I was looking forward to this one as soon as I first saw the trailer. The cast/director/concept combination was just too much for me to resist. So, I sat down with great anticipation and expectations. I wasn’t let down.
Money Monster works on every level that one could hope for. There is a complexity to both the story and the characters but the film never gets bogged down in trying to come off as intelligent. Quite frankly, it doesn’t need to hit the audience over the head with that fact because it pretty easily speaks for itself. This is the most intelligent film I’ve seen so far in 2016.
But it’s not all smarts. The proceedings are anchored by raw emotion perfectly delivered by the stellar cast. You’ve likely seen the trailers and/or TV spots and know that Clooney’s Lee Gates hosts a popular financial market program and is held hostage live on air by Jack O’Connell’s Kyle. Gates’s producer, Patty (Julia Roberts) is in Gates’s ear throughout the ordeal, talking him through and trying to help find a way to resolve the situation.
So, emotion is expected. But there’s more than you think and expect going on here. Surprise events and revelations unfold and they do so without ever feeling forced or as if the audience is being asked to suspend disbelief. The entire film possesses a sense of authenticity.

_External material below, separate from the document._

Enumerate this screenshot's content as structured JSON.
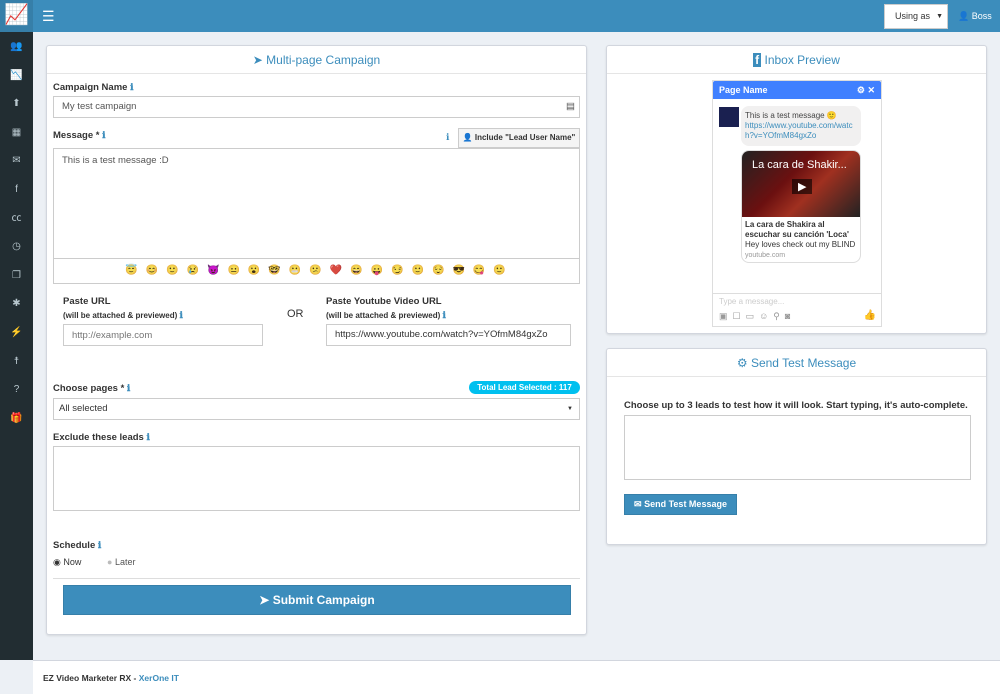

That authenticity carries over into the social commentary. Money Monster is the most accurate statement on modern society that I’ve seen in quite a while, if not ever. Many people today see those who they perceive as being “better off” than them – due to some sort of status-related hierarchy – as inhuman. Celebrities aren’t real people. The rich must be a-holes. And those people are there for the Little Guy’s entertainment. Or to be their verbal whipping boy behind the protection of the Internet. It’s an attempt to make oneself feel more powerful at the expense of those who are actually seen as having power. Just go to any celebrity’s Facebook page and read the comments under one of their posts. Look at the hate being thrown at President Obama.
It’s very disconcerting and that sad state of humanity is put on full display in Money Monster as people gather in bars, restaurants, and their living rooms to watch the scenario play out on live television, not with concern for anyone directly involved, but with amusement and smirks on their faces. It’s a brutally honest portrayal of the world as it exists, today, and kudos to Foster for calling society out on it.
Money Monster is equal parts brain, heart, and energy (and George Clooney’s dancing!). You know how it begins, but you aren’t ready for where it goes from there. The film got a standing ovation after it played at Cannes and I would have been standing right along with them, had I been there. It’s the best film of the year so far (Captain America: Civil War– a film sharing the common theme of responsibility – held that title for only a week!) and should be at the top of any film-lover’s must-see list.